At this point, the cookie had spread a fair amount although it wasn’t as flat as the original cookie and the edges weren’t as dark which were both improvements in my book. It still wasn’t quite done so I baked it for another 3 minutes before pulling it since the edges were starting to brown too much. Like the first attempt, this cookie didn’t have the density of the butter crumbs that I was after but that’s kind of just a byproduct of the dough spreading so much during the bake. I did some more shaping on cookie #2 and it cleaned up really nicely.

While it cooled, I turned my attention to the original cookie, breaking off an edge to inspect the interior.

Interior of the Copycat Gideon's Bakehouse coffee cake cookie

The cinnamon swirl isn’t as dramatically defined as the one in the first instagram photo but it pleases me nonetheless. Plus the taste was FANTASTIC. It was super soft and buttery with a healthy dose of cinnamon on the inside and the crumbly coating on the outside made for a tasty textural contrast. The interior of the second cookie was, shockingly, much the same, just with less browning on the edges and bottom.

I really do wish I’d been able to nail the visual component of the cookie, so that’s something that can haunt me for a while.
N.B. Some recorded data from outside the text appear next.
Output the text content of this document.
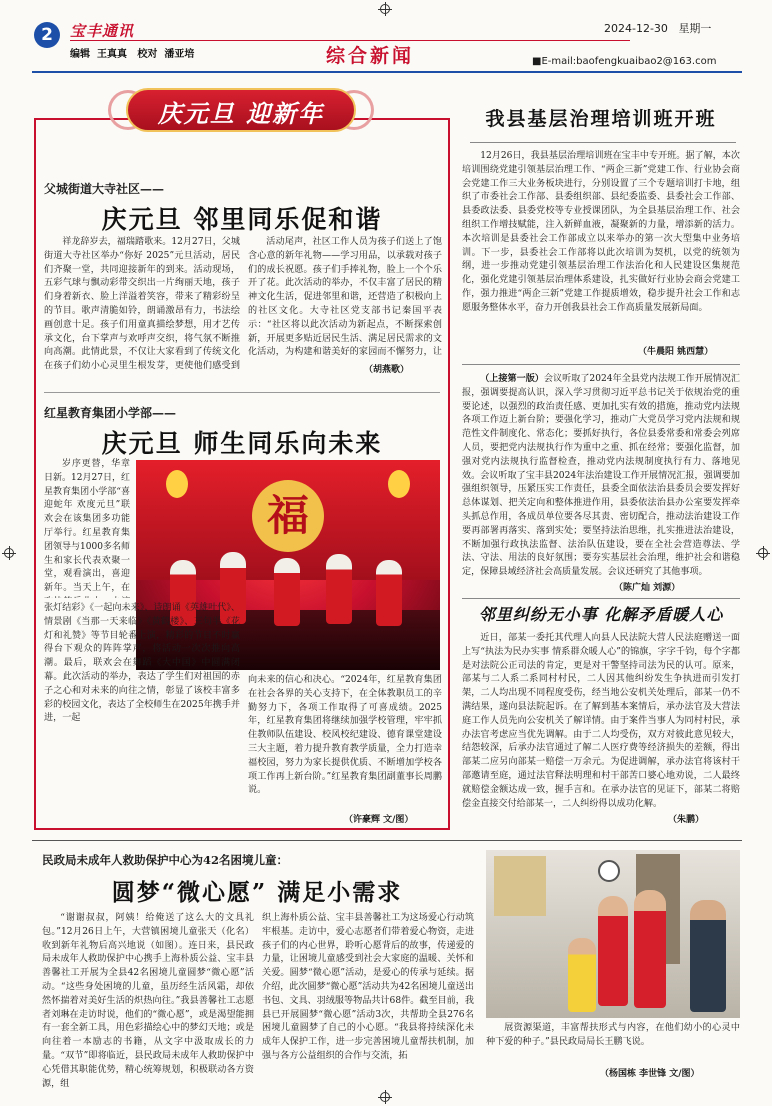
2	宝丰通讯
编辑 王真真 校对 潘亚培	综合新闻
2024-12-30 星期一
■E-mail:baofengkuaibao2@163.com
庆元旦 迎新年
父城街道大寺社区——
庆元旦 邻里同乐促和谐

祥龙辞岁去，福瑞踏歌来。12月27日，父城街道大寺社区举办“你好 2025”元旦活动，居民们齐聚一堂，共同迎接新年的到来。活动现场，五彩气球与飘动彩带交织出一片绚丽天地，孩子们身着新衣、脸上洋溢着笑容，带来了精彩纷呈的节目。歌声清脆如铃，朗诵激昂有力，书法绘画创意十足。孩子们用童真描绘梦想，用才艺传承文化，台下掌声与欢呼声交织，将气氛不断推向高潮。此情此景，不仅让大家看到了传统文化在孩子们幼小心灵里生根发芽，更使他们感受到

活动尾声，社区工作人员为孩子们送上了饱含心意的新年礼物——学习用品，以承载对孩子们的成长祝愿。孩子们手捧礼物，脸上一个个乐开了花。此次活动的举办，不仅丰富了居民的精神文化生活，促进邻里和谐，还营造了积极向上的社区文化。大寺社区党支部书记秦国平表示：“社区将以此次活动为新起点，不断探索创新，开展更多贴近居民生活、满足居民需求的文化活动，为构建和谐美好的家园而不懈努力，让

（胡燕歌）
红星教育集团小学部——
庆元旦 师生同乐向未来

岁序更替，华章日新。12月27日，红星教育集团小学部“喜迎蛇年 欢度元旦”联欢会在该集团多功能厅举行。红星教育集团领导与1000多名师生和家长代表欢聚一堂，观看演出，喜迎新年。当天上午，在

福

张灯结彩》《一起向未来》、诗朗诵《英雄叶代》、情景剧《当那一天来临》《黄鹤楼》、三句半《花灯和礼赞》等节目轮番上演，精彩的节目不时赢得台下观众的阵阵掌声，将活动一次次推向高潮。最后，联欢会在舞蹈《大中国》中圆满闭幕。此次活动的举办，表达了学生们对祖国的赤子之心和对未来的向往之情，彰显了该校丰富多彩的校园文化，表达了全校师生在2025年携手并进，一起

向未来的信心和决心。“2024年，红星教育集团在社会各界的关心支持下，在全体教职员工的辛勤努力下，各项工作取得了可喜成绩。2025年，红星教育集团将继续加强学校管理，牢牢抓住教师队伍建设、校风校纪建设、德育课堂建设三大主题，着力提升教育教学质量，全力打造幸福校园，努力为家长提供优质、不断增加学校各项工作再上新台阶。”红星教育集团副董事长周鹏说。

（许豪辉 文/图）
我县基层治理培训班开班

12月26日，我县基层治理培训班在宝丰中专开班。据了解，本次培训围绕党建引领基层治理工作、“两企三新”党建工作、行业协会商会党建工作三大业务板块进行，分别设置了三个专题培训打卡地，组织了市委社会工作部、县委组织部、县纪委监委、县委社会工作部、县委政法委、县委党校等专业授课团队，为全县基层治理工作、社会组织工作增技赋能，注入新鲜血液，凝聚新的力量，增添新的活力。本次培训是县委社会工作部成立以来举办的第一次大型集中业务培训。下一步，县委社会工作部将以此次培训为契机，以党的统领为纲，进一步推动党建引领基层治理工作法治化和人民建设区集规范化，强化党建引领基层治理体系建设，扎实做好行业协会商会党建工作，强力推进“两企三新”党建工作提质增效，稳步提升社会工作和志愿服务整体水平，奋力开创我县社会工作高质量发展新局面。

（牛晨阳 姚西慧）

（上接第一版）会议听取了2024年全县党内法规工作开展情况汇报，强调要提高认识，深入学习贯彻习近平总书记关于依规治党的重要论述，以强烈的政治责任感、更加扎实有效的措施，推动党内法规各项工作迈上新台阶；要强化学习，推动广大党员学习党内法规和规范性文件制度化、常态化；要抓好执行，各位县委常委和常委会列席人员，要把党内法规执行作为重中之重、抓在经常；要强化监督，加强对党内法规执行监督检查，推动党内法规制度执行有力、落地见效。会议听取了宝丰县2024年法治建设工作开展情况汇报，强调要加强组织领导，压紧压实工作责任，县委全面依法治县委员会要发挥好总体谋划、把关定向和整体推进作用，县委依法治县办公室要发挥牵头抓总作用，各成员单位要各尽其责、密切配合，推动法治建设工作要再部署再落实、落到实处；要坚持法治思维，扎实推进法治建设，不断加强行政执法监督、法治队伍建设，要在全社会营造尊法、学法、守法、用法的良好氛围；要夯实基层社会治理，维护社会和谐稳定，保障县域经济社会高质量发展。会议还研究了其他事项。

（陈广灿 刘源）
邻里纠纷无小事 化解矛盾暖人心

近日，部某一委托其代理人向县人民法院大营人民法庭赠送一面上写“执法为民办实事 情系群众暖人心”的锦旗，字字千钧，每个字都是对法院公正司法的肯定，更是对干警坚持司法为民的认可。原来，部某与二人系二系同村村民，二人因其他纠纷发生争执进而引发打架，二人均出现不同程度受伤，经当地公安机关处理后，部某一仍不满结果，遂向县法院起诉。在了解到基本案情后，承办法官及大营法庭工作人员先向公安机关了解详情。由于案件当事人为同村村民，承办法官考虑应当优先调解。由于二人均受伤，双方对彼此意见较大，结怨较深，后承办法官通过了解二人医疗费等经济损失的差额，得出部某二应另向部某一赔偿一万余元。为促进调解，承办法官将该村干部邀请至庭，通过法官释法明理和村干部苦口婆心地劝说，二人最终就赔偿金额达成一致，握手言和。在承办法官的见证下，部某二将赔偿金直接交付给部某一，二人纠纷得以成功化解。

（朱鹏）
民政局未成年人救助保护中心为42名困境儿童：
圆梦“微心愿” 满足小需求

“谢谢叔叔，阿姨！给俺送了这么大的文具礼包。”12月26日上午，大营镇困境儿童张天（化名）收到新年礼物后高兴地说（如图）。连日来，县民政局未成年人救助保护中心携手上海朴质公益、宝丰县善馨社工开展为全县42名困境儿童圆梦“微心愿”活动。“这些身处困境的儿童，虽历经生活风霜，却依然怀揣着对美好生活的炽热向往。”我县善馨社工志愿者刘琳在走访时说，他们的“微心愿”，或是渴望能拥有一套全新工具，用色彩描绘心中的梦幻天地；或是向往着一本励志的书籍，从文字中汲取成长的力量。“双节”即将临近，县民政局未成年人救助保护中心凭借其职能优势，精心统筹规划，积极联动各方资源，组

织上海朴质公益、宝丰县善馨社工为这场爱心行动筑牢根基。走访中，爱心志愿者们带着爱心物资，走进孩子们的内心世界，聆听心愿背后的故事，传递爱的力量，让困境儿童感受到社会大家庭的温暖、关怀和关爱。圆梦“微心愿”活动，是爱心的传承与延续。据介绍，此次圆梦“微心愿”活动共为42名困境儿童送出书包、文具、羽绒服等物品共计68件。截至目前，我县已开展圆梦“微心愿”活动3次，共帮助全县276名困境儿童圆梦了自己的小心愿。“我县将持续深化未成年人保护工作，进一步完善困境儿童帮扶机制，加强与各方公益组织的合作与交流，拓

展资源渠道，丰富帮扶形式与内容，在他们幼小的心灵中种下爱的种子。”县民政局局长王鹏飞说。

（杨国栋 李世锋 文/图）
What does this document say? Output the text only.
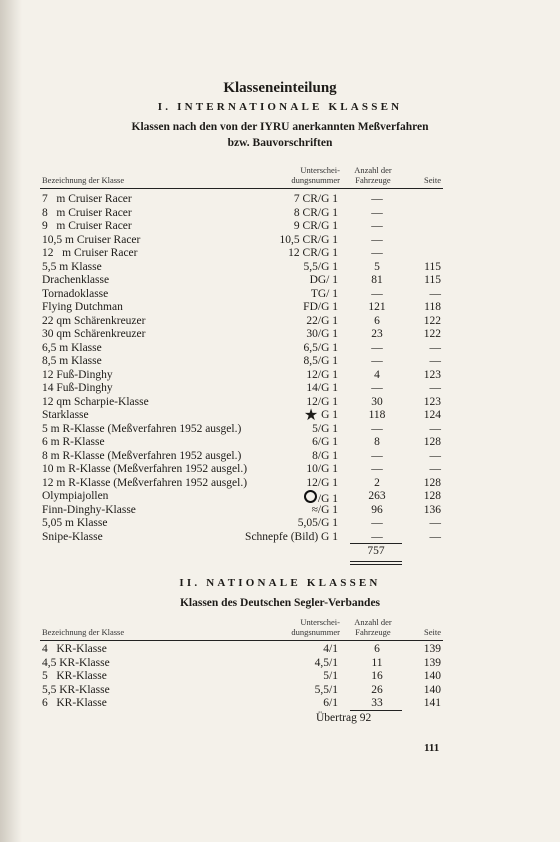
Klasseneinteilung
I. INTERNATIONALE KLASSEN
Klassen nach den von der IYRU anerkannten Meßverfahren
bzw. Bauvorschriften
Bezeichnung der Klasse
Unterschei-
dungsnummer
Anzahl der
Fahrzeuge	Seite
7   m Cruiser Racer	7 CR/G 1	—
8   m Cruiser Racer	8 CR/G 1	—
9   m Cruiser Racer	9 CR/G 1	—
10,5 m Cruiser Racer	10,5 CR/G 1	—
12   m Cruiser Racer	12 CR/G 1	—
5,5 m Klasse	5,5/G 1	5	115
Drachenklasse	DG/ 1	81	115
Tornadoklasse	TG/ 1	—	—
Flying Dutchman	FD/G 1	121	118
22 qm Schärenkreuzer	22/G 1	6	122
30 qm Schärenkreuzer	30/G 1	23	122
6,5 m Klasse	6,5/G 1	—	—
8,5 m Klasse	8,5/G 1	—	—
12 Fuß-Dinghy	12/G 1	4	123
14 Fuß-Dinghy	14/G 1	—	—
12 qm Scharpie-Klasse	12/G 1	30	123
Starklasse	★ G 1	118	124
5 m R-Klasse (Meßverfahren 1952 ausgel.)	5/G 1	—	—
6 m R-Klasse	6/G 1	8	128
8 m R-Klasse (Meßverfahren 1952 ausgel.)	8/G 1	—	—
10 m R-Klasse (Meßverfahren 1952 ausgel.)	10/G 1	—	—
12 m R-Klasse (Meßverfahren 1952 ausgel.)	12/G 1	2	128
Olympiajollen	/G 1	263	128
Finn-Dinghy-Klasse	≈/G 1	96	136
5,05 m Klasse	5,05/G 1	—	—
Snipe-Klasse	Schnepfe (Bild) G 1	—	—
757
II. NATIONALE KLASSEN
Klassen des Deutschen Segler-Verbandes
Bezeichnung der Klasse
Unterschei-
dungsnummer
Anzahl der
Fahrzeuge	Seite
4   KR-Klasse	4/1	6	139
4,5 KR-Klasse	4,5/1	11	139
5   KR-Klasse	5/1	16	140
5,5 KR-Klasse	5,5/1	26	140
6   KR-Klasse	6/1	33	141
Übertrag 92
111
I think next time—because sure—I’ll base the butter crumbs on the various “crumbs” used on Milk Bar treats. I really probably should’ve given them more than a passing glance in the beginning now that I sit here and think about it long after the fact. The Cookies & Cups cookie recipe I used was fantastic but obviously it wasn’t meant to do what I wanted it to do for this project so I would need to tweak it to ensure a chonkier cookie with minimal spread.

So despite the shortcomings at being a copycat of the Gideon’s Bakehouse coffee cake cookie—too big but also not chonky enough, too much spread, uneven crumb coverage…okay wow this list is long. LOOK. It’s a real good cookie okay? The “flaws” are only flaws in regards to the original cookie that I’ve never eaten or seen in person before. And frankly, I still think these bad boys would scratch the itch for a big ol’ coffee cake cookie if you’ve got it. The textures are perfect, the flavor is fantastic, and they’re a really fun baking project for an afternoon in quarantine.

I mean, maybe don’t make them 9 ounces? Or who cares, do what you want.